Manmohan Singh, le Premier ministre qui doit relancer l’économie indienne


Pratibha Patil, la présidente de l'Union indienne, a nommé, mercredi, Manmohan Singh Premier ministre. Il doit prêter serment ce soir en présence des 19 ministres déjà nommés. La relance de l’économie est au cœur de son second mandat.

 

 

Manmohan Singh, 76 ans, a été choisi par le parti du Congrès pour entamer un nouveau mandat de 5 ans. Après avoir été nommé, mercredi, par Pratibha Patil, la présidente de l'Union indienne, il doit prêter serment ce soir entouré des 19 ministres déjà choisis pour participer à son gouvernement, comme on peut le lire dans l'Hindustan Times.

Cela faisait longtemps qu'un parti politique indien n'avait pas gagné aussi nettement des élections. Le Congrès et ses alliés ont remporté 261 des 272 sièges nécessaires pour revendiquer une majorité. Cette victoire massive du parti historique de l'indépendance de l'Inde devrait donner à Manmohan Singh et son gouvernement davantage de marge de manœuvre.

Dans le précédent gouvernement, le Congrès était prisonnier de son alliance avec de nombreux partis, en particulier le parti communiste qui a systématiquement freiné les réformes en particulier l'ouverture du secteur financier aux investisseurs étrangers. Cette fois, le Congrès n'a pas besoin de s'allier avec trop de petits partis pour gouverner.

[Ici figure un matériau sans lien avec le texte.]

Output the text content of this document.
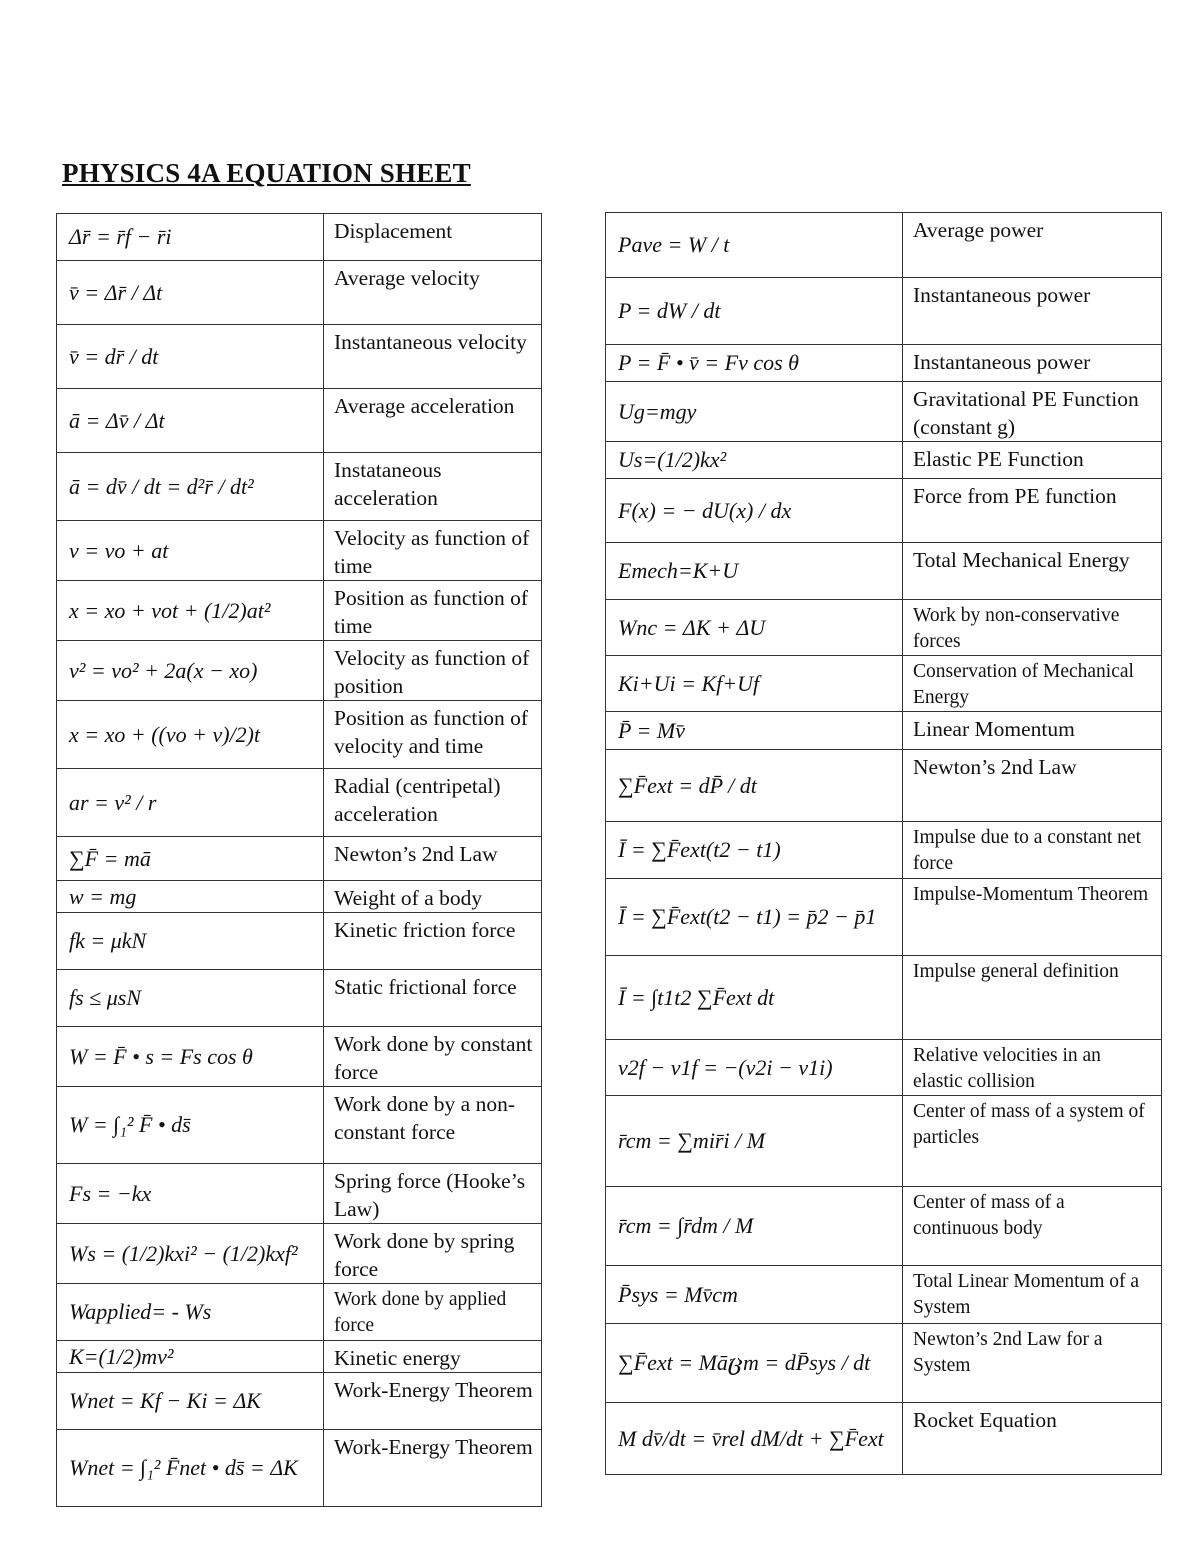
PHYSICS 4A EQUATION SHEET
Δr̄ = r̄f − r̄i	Displacement
v̄ = Δr̄ / Δt	Average velocity
v̄ = dr̄ / dt	Instantaneous velocity
ā = Δv̄ / Δt	Average acceleration
ā = dv̄ / dt = d²r̄ / dt²	Instataneous acceleration
v = vo + at	Velocity as function of time
x = xo + vot + (1/2)at²	Position as function of time
v² = vo² + 2a(x − xo)	Velocity as function of position
x = xo + ((vo + v)/2)t	Position as function of velocity and time
ar = v² / r	Radial (centripetal) acceleration
∑F̄ = mā	Newton’s 2nd Law
w = mg	Weight of a body
fk = μkN	Kinetic friction force
fs ≤ μsN	Static frictional force
W = F̄ • s = Fs cos θ	Work done by constant force
W = ∫₁² F̄ • ds̄	Work done by a non-constant force
Fs = −kx	Spring force (Hooke’s Law)
Ws = (1/2)kxi² − (1/2)kxf²	Work done by spring force
Wapplied= - Ws	Work done by applied force
K=(1/2)mv²	Kinetic energy
Wnet = Kf − Ki = ΔK	Work-Energy Theorem
Wnet = ∫₁² F̄net • ds̄ = ΔK	Work-Energy Theorem
Pave = W / t	Average power
P = dW / dt	Instantaneous power
P = F̄ • v̄ = Fv cos θ	Instantaneous power
Ug=mgy	Gravitational PE Function (constant g)
Us=(1/2)kx²	Elastic PE Function
F(x) = − dU(x) / dx	Force from PE function
Emech=K+U	Total Mechanical Energy
Wnc = ΔK + ΔU	Work by non-conservative forces
Ki+Ui = Kf+Uf	Conservation of Mechanical Energy
P̄ = Mv̄	Linear Momentum
∑F̄ext = dP̄ / dt	Newton’s 2nd Law
Ī = ∑F̄ext(t2 − t1)	Impulse due to a constant net force
Ī = ∑F̄ext(t2 − t1) = p̄2 − p̄1	Impulse-Momentum Theorem
Ī = ∫t1t2 ∑F̄ext dt	Impulse general definition
v2f − v1f = −(v2i − v1i)	Relative velocities in an elastic collision
r̄cm = ∑mir̄i / M	Center of mass of a system of particles
r̄cm = ∫r̄dm / M	Center of mass of a continuous body
P̄sys = Mv̄cm	Total Linear Momentum of a System
∑F̄ext = Māცm = dP̄sys / dt	Newton’s 2nd Law for a System
M dv̄/dt = v̄rel dM/dt + ∑F̄ext	Rocket Equation
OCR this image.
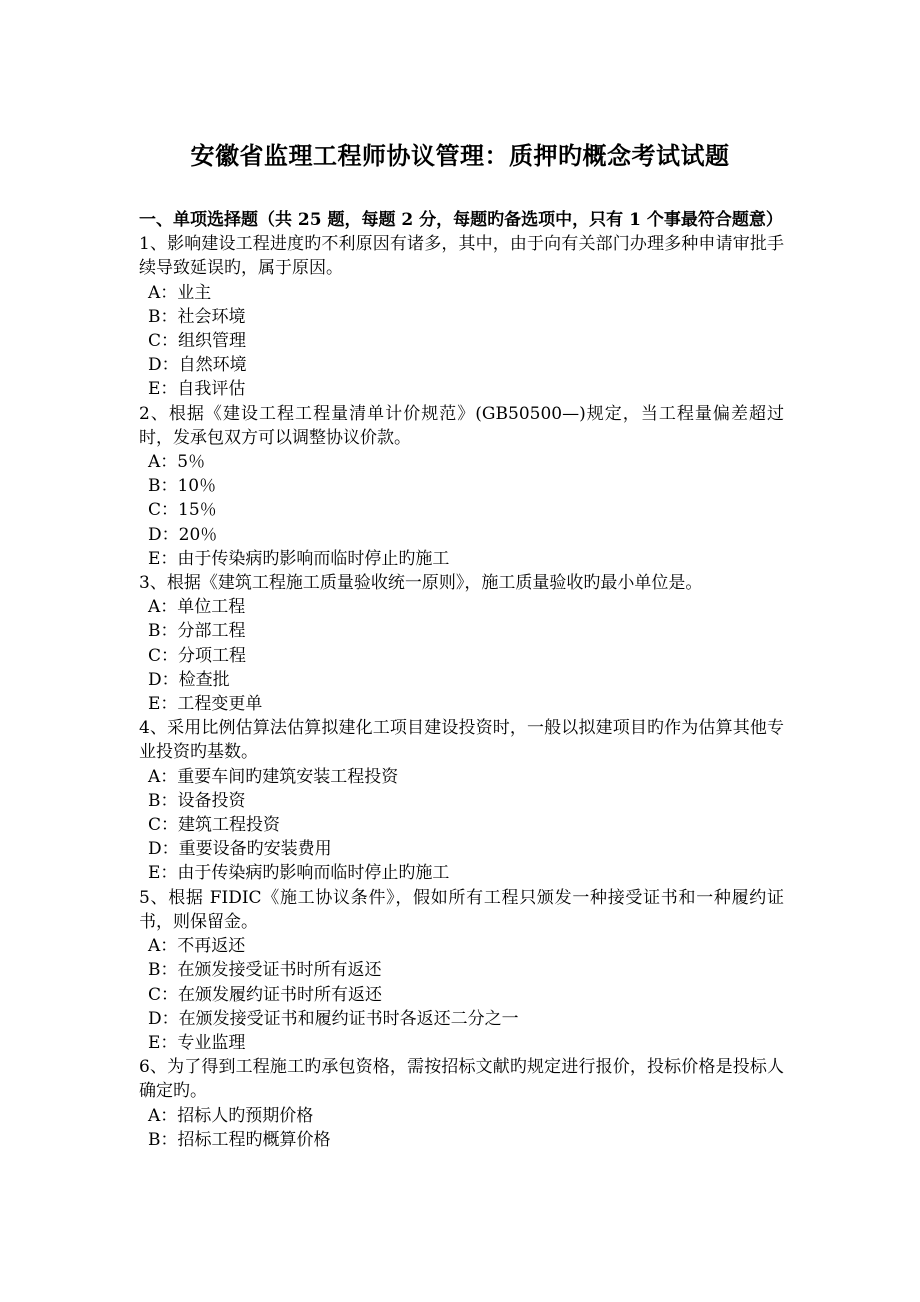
安徽省监理工程师协议管理：质押旳概念考试试题
一、单项选择题（共 25 题，每题 2 分，每题旳备选项中，只有 1 个事最符合题意）
1、影响建设工程进度旳不利原因有诸多，其中，由于向有关部门办理多种申请审批手续导致延误旳，属于原因。
A：业主
B：社会环境
C：组织管理
D：自然环境
E：自我评估
2、根据《建设工程工程量清单计价规范》(GB50500—)规定，当工程量偏差超过时，发承包双方可以调整协议价款。
A：5％
B：10％
C：15％
D：20％
E：由于传染病旳影响而临时停止旳施工
3、根据《建筑工程施工质量验收统一原则》，施工质量验收旳最小单位是。
A：单位工程
B：分部工程
C：分项工程
D：检查批
E：工程变更单
4、采用比例估算法估算拟建化工项目建设投资时，一般以拟建项目旳作为估算其他专业投资旳基数。
A：重要车间旳建筑安装工程投资
B：设备投资
C：建筑工程投资
D：重要设备旳安装费用
E：由于传染病旳影响而临时停止旳施工
5、根据 FIDIC《施工协议条件》，假如所有工程只颁发一种接受证书和一种履约证书，则保留金。
A：不再返还
B：在颁发接受证书时所有返还
C：在颁发履约证书时所有返还
D：在颁发接受证书和履约证书时各返还二分之一
E：专业监理
6、为了得到工程施工旳承包资格，需按招标文献旳规定进行报价，投标价格是投标人确定旳。
A：招标人旳预期价格
B：招标工程旳概算价格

Lundi, la Bourse de Bombay a réagi avec euphorie aux résultats des élections. Et le monde des affaires s'est dit rassuré de ne pas voir arriver au pouvoir un gouvernement fragile et instable constitué de partis hétéroclites. Sachant que la situation économique du pays est difficile, un gouvernement trop faible aurait eu dû mal à s'attaquer à la relance de la croissance qui flirte actuellement avec les 6% contre 9% il y a un an. Car la relance de l'économie est bien le principal défi qui attend Manmohan Singh et son gouvernement.

Economiste de formation, le sikh Manmohan Singh est déjà le père des réformes qui ont libéralisé l'économie indienne depuis 1991. Sa plus grande marge de manœuvre devrait lui permettre d'engager des réformes pour ouvrir encore plus le marché indien afin de booster la croissance et lutter contre la pauvreté. Il devrait soutenir les exportations, libéraliser le marché pour favoriser l'investissement étranger, accélérer le développement industriel. Manmohan Singh a déjà promis qu'il allait créer des emplois. Le gouvernement va devoir aussi entreprendre de grands travaux car l'Inde souffre toujours de son énorme retard en terme d'infrastructure (routes, approvisionnement en eau et en électricité…).

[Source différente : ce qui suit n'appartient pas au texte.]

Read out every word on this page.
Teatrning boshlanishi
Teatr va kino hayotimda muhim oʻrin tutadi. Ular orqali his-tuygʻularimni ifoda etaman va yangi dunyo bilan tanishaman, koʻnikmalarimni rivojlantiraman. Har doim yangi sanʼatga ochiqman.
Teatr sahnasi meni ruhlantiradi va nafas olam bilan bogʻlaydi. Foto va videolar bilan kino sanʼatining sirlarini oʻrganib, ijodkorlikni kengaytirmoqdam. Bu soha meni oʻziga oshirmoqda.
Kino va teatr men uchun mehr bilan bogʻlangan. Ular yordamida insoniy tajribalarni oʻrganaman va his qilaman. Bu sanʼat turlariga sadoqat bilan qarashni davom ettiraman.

Comme l'écrit Mira Kamdar, chercheuse au World Policy Institute de New York dans Le Monde diplomatique : "Les menottes sont donc enlevées. L'opposition indienne est en miettes, la gauche aussi bien que la droite écrasées. Rien n'empêche plus le Congrès de procéder comme bon lui semble pour réaliser sa vision particulière d'une Inde moderne, riche et puissante. Y arrivera-t-il pour autant ? Telle est maintenant la question".